5 OS ACONTECIMENTOS DISCURSIVOS DO FEMINISMO NA

5.1 PARA EXPLICAR O FEMINISIMO À SOCIEDADE PATRIARCAL

5.1.1 O gerenciamento dos gestos de leitura no discurso didático

Na seção anterior, analisamos as discursividades que circulam nas postagens do ciberativismo feminista direcionadas à sociedade patriarcal. Nesta seção, recortamos sequências discursivas dos textos dos blogues para analisar os modos de dizer sobre o feminismo, a partir de posições-sujeito de aproximação com o sujeito-leitor. Consideramos nas análises o tom didático de explicação do movimento feminista para os leitores e o modo de gerenciamento dos gestos de leitura sobre as definições de feminista.
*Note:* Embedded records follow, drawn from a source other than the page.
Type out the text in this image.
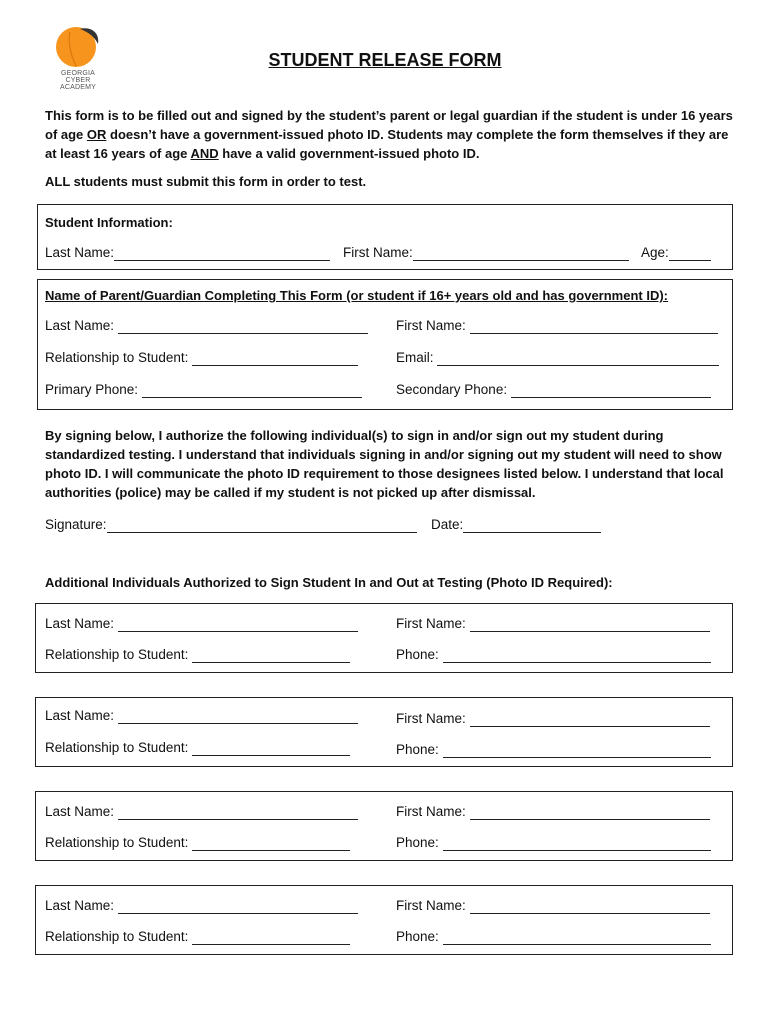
GEORGIA
CYBER
ACADEMY
STUDENT RELEASE FORM
This form is to be filled out and signed by the student’s parent or legal guardian if the student is under 16 years of age OR doesn’t have a government-issued photo ID. Students may complete the form themselves if they are at least 16 years of age AND have a valid government-issued photo ID.
ALL students must submit this form in order to test.
Student Information:
Last Name:	First Name:	Age:
Name of Parent/Guardian Completing This Form (or student if 16+ years old and has government ID):
Last Name:	First Name:
Relationship to Student:	Email:
Primary Phone:	Secondary Phone:
By signing below, I authorize the following individual(s) to sign in and/or sign out my student during standardized testing. I understand that individuals signing in and/or signing out my student will need to show photo ID. I will communicate the photo ID requirement to those designees listed below. I understand that local authorities (police) may be called if my student is not picked up after dismissal.
Signature:	Date:
Additional Individuals Authorized to Sign Student In and Out at Testing (Photo ID Required):
Last Name:	First Name:
Relationship to Student:	Phone:
Last Name:	First Name:
Relationship to Student:	Phone:
Last Name:	First Name:
Relationship to Student:	Phone:
Last Name:	First Name:
Relationship to Student:	Phone:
Analisamos os modos de o sujeito contemporâneo se posicionar na atualidade em um ambiente digital, que transforma os modos de dizer. Selecionamos materialidades significativas de publicações no blogue que delimitam o espaço de dizer da função-autor e da função-leitor. A seguir, fizemos um quadro das sequências discursivas que evidenciam a função-autor no jogo de aproximação com o sujeito-leitor.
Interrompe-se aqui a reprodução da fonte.